Wednesday, January 13
 
Unexpected good thing about the Friday Night Lights movie: several Public Enemy songs.
 
 
Song, by W. D. Snodgrass

Observe the cautious toadstools
still on the lawn today
though they grow over-evening;
sun shrinks them away.
Pale and proper and rootless,
they righteously extort
their living from the living.
I have been their sort.

See by our blocked foundation
the cold, archaic clay,
stiff and clinging and sterile
as children mold at play
or as the Lord God fashioned
before He breathed it breath.
The earth we dig and carry
for flowers, is strong in death.

Woman, we are the rich
soil, friable and humble,
where all our murders rot,
where our old deaths crumble
and fortify my reach
far from you, wide and free,
though I have set my root
in you and am your tree.

Song, by W. D. Snodgrass

Sweet beast, I have gone prowling,
a proud rejected man
who lived along the edges
catch as catch can;
in darkness and in hedges
I sang my sour tone
and all my love was howling
conspicuously alone.

I curled and slept all day
or nursed my bloodless wounds
until the squares were silent
where I could make my tunes
singular and violent.
Then, sure as hearers came
I crept and flinched away.
And, girl, you've done the same.

A stray from my own type,
led along by blindness,
my love was near to spoiled
and curdled all my kindness.
I find no kin, no child;
only the weasel's ilk.
Sweet beast, cat of my own stripe,
come and take my milk.

(Both from Heart's Needle)
 
Tuesday, January 12
 
Somebody sent me a gumbo recipe.
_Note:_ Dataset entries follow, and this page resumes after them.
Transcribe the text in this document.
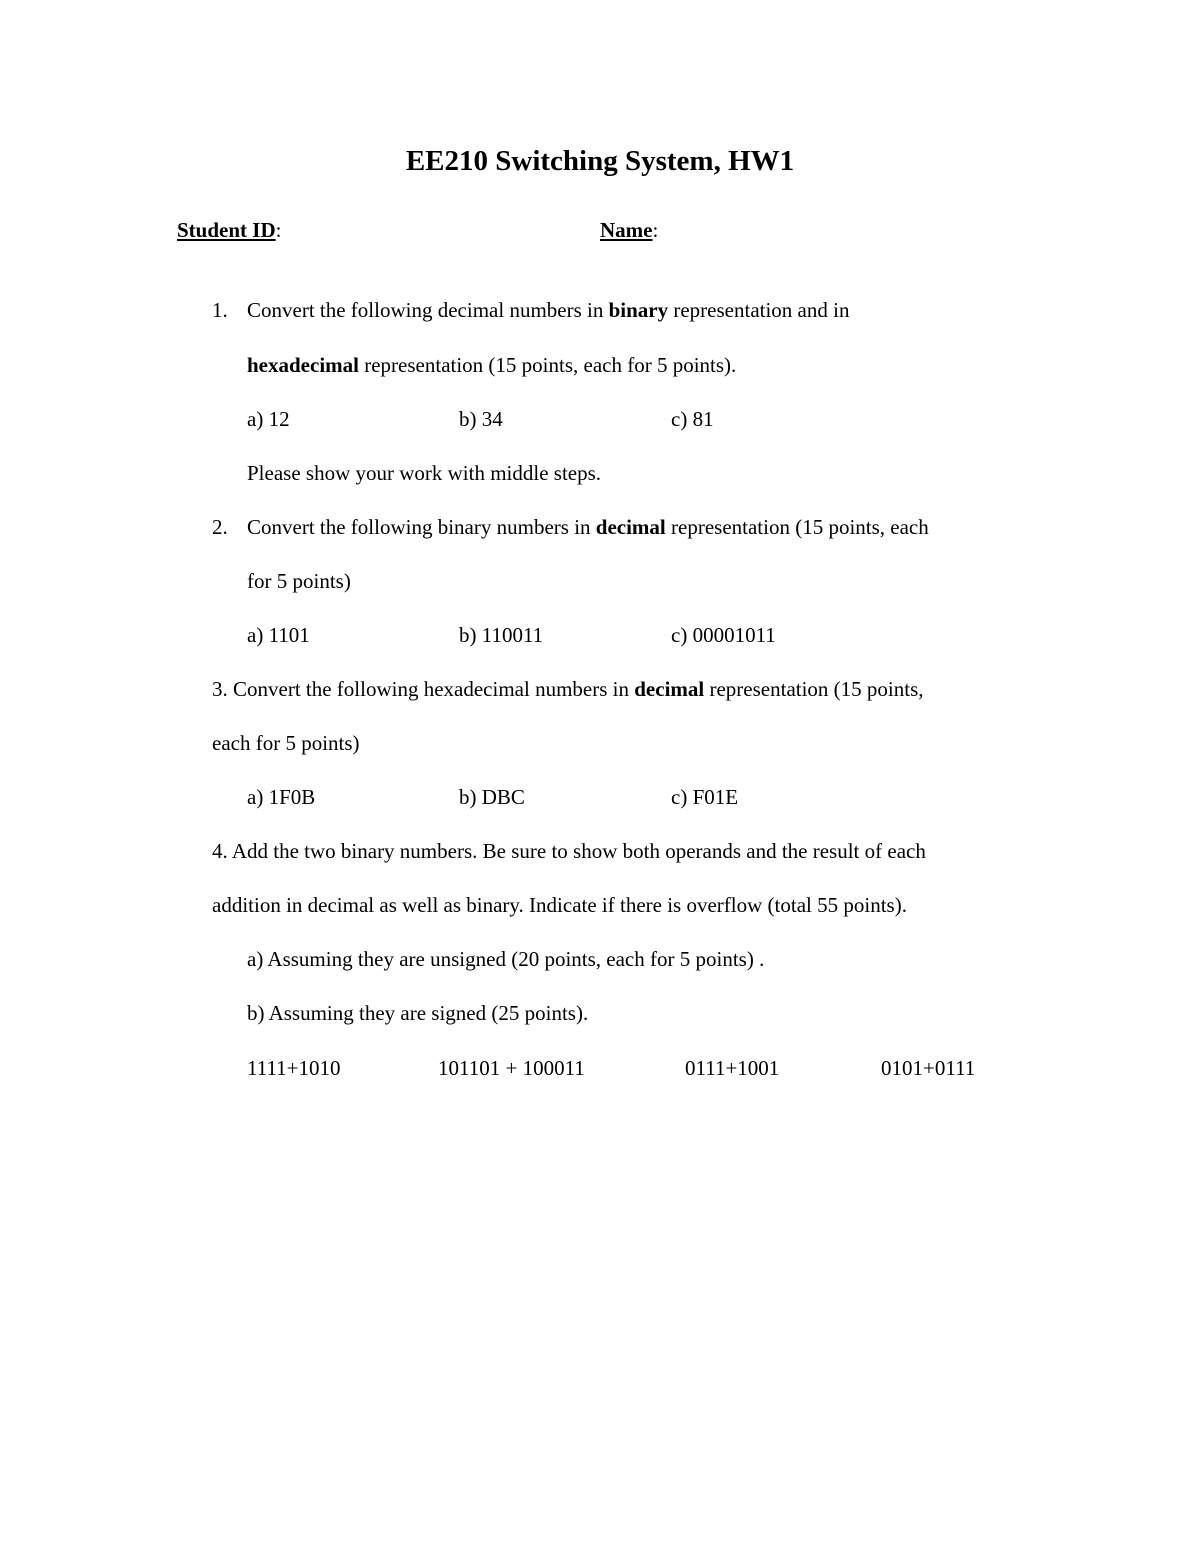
EE210 Switching System, HW1
Student ID:	Name:
1. Convert the following decimal numbers in binary representation and in
hexadecimal representation (15 points, each for 5 points).
a) 12	b) 34	c) 81
Please show your work with middle steps.
2. Convert the following binary numbers in decimal representation (15 points, each
for 5 points)
a) 1101	b) 110011	c) 00001011
3. Convert the following hexadecimal numbers in decimal representation (15 points,
each for 5 points)
a) 1F0B	b) DBC	c) F01E
4. Add the two binary numbers. Be sure to show both operands and the result of each
addition in decimal as well as binary. Indicate if there is overflow (total 55 points).
a) Assuming they are unsigned (20 points, each for 5 points) .
b) Assuming they are signed (25 points).
1111+1010	101101 + 100011	0111+1001	0101+0111
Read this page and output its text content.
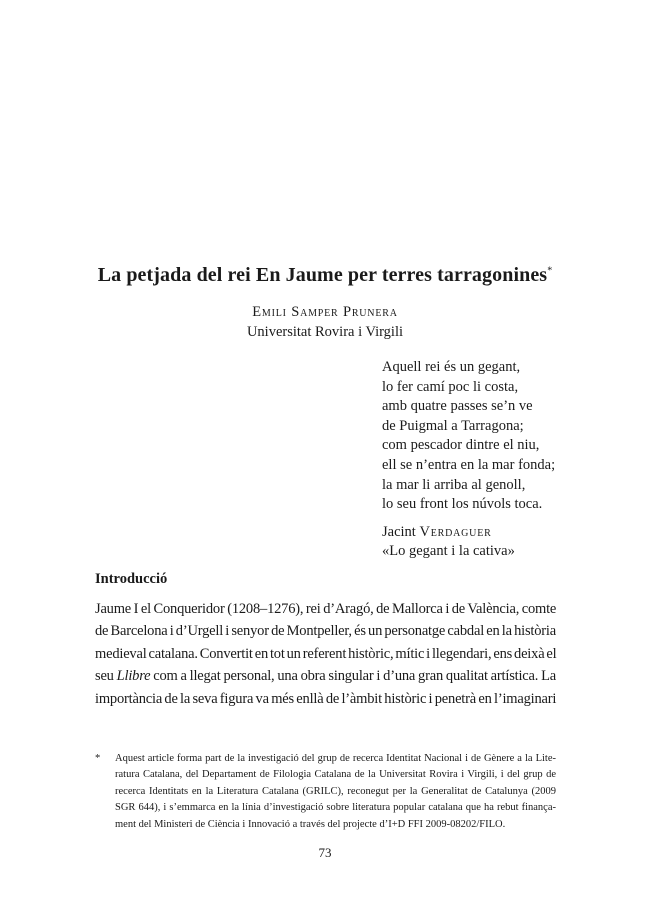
La petjada del rei En Jaume per terres tarragonines*
Emili Samper Prunera
Universitat Rovira i Virgili
Aquell rei és un gegant,
lo fer camí poc li costa,
amb quatre passes se’n ve
de Puigmal a Tarragona;
com pescador dintre el niu,
ell se n’entra en la mar fonda;
la mar li arriba al genoll,
lo seu front los núvols toca.
Jacint Verdaguer
«Lo gegant i la cativa»
Introducció
Jaume I el Conqueridor (1208–1276), rei d’Aragó, de Mallorca i de València, comte
de Barcelona i d’Urgell i senyor de Montpeller, és un personatge cabdal en la història
medieval catalana. Convertit en tot un referent històric, mític i llegendari, ens deixà el
seu Llibre com a llegat personal, una obra singular i d’una gran qualitat artística. La
importància de la seva figura va més enllà de l’àmbit històric i penetrà en l’imaginari
* Aquest article forma part de la investigació del grup de recerca Identitat Nacional i de Gènere a la Lite-
ratura Catalana, del Departament de Filologia Catalana de la Universitat Rovira i Virgili, i del grup de
recerca Identitats en la Literatura Catalana (GRILC), reconegut per la Generalitat de Catalunya (2009
SGR 644), i s’emmarca en la línia d’investigació sobre literatura popular catalana que ha rebut finança-
ment del Ministeri de Ciència i Innovació a través del projecte d’I+D FFI 2009-08202/FILO.
73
I'm pretty sure he meant to send it to somebody else with a similar email address, but, hey, gumbo recipe. Here it is:

1 ts salt
2 tb oil
2 tb flour
2 qt water
1 bay leaf
2 onions, chopped
2 lb shrimp
1 pt oysters
1/2 lb crabmeat, fresh or frozen
1/8 ts red pepper (optional)
3 c okra, or 1 t gumbo file'
1 cn tomatoes, 16 oz.
3 garlic pods (optional)

Peel shrimp before cooking & devein. Make a roux... use oil and flour in a heavy iron skillet. Over medium-low heat, place flour in the oil and let cook , slow , until the flour starts to brown. Adjust heat so that the flour does not burn. You want the flour to turn dark brown, stir as needed but, keep dat flour from burning. When you are satisfied that the roux is as dark as possible without burning, add the cleaned shrimp to it for a few minutes, stiring constantly. Set the shrimproux mixture aside. Smother okra in another 2 T of oil, along with the chopped onions. Add can of tomatoes when the okra is nearly cooked. Then add water, bay leaf, garlic, salt and pepper. Add shrimp and roux to this mixture and let cook slowly for 20-30 minutes. Add oysters and crabmeat, cook for another 10-15 minutes. NOTE If ya don't use okra, you can use gumbo file', which is crushed sassafras leaves, available in the spices rack of the grocery store. When using file' instead of okra, add it only after the heat is off... don't simmer or boil file'... it gets stringy. Let gumbo stand a few minutes after adding file' before serving. Serve over cooked rice.
 
Monday, January 11
 
"If you love someone you should say it often/
You never know when they'll be layin' in a coffin."
 
Friday, January 8
 
First Snow, by Mary Oliver, from American Primitive

The snow
began here
this morning and all day
continued, its white
rhetoric everywhere
calling us back to why, how,
whence such beauty and what
the meaning; such
an oracular fever! flowing
past windows, an energy it seemed
would never ebb, never settle
less than lovely! and only now,
deep into night,
it has finally ended.
The silence
is immense,
and the heavens still hold
a million candles; nowhere
the familiar things:
stars, the moon,
the darkness we expect
and nightly turn from. Trees
glitter like castles
of ribbons, the broad fields
smolder with light, a passing
creekbed lies
heaped with shining hills;
and though the questions
that have assailed us all day
remain--not a single
answer has been found--
walking out now
into the silence and the light
under the trees,
and through the fields,
feels like one.
 
Sunday, January 3
 
I like the sound of 'twenty-ten,' myself.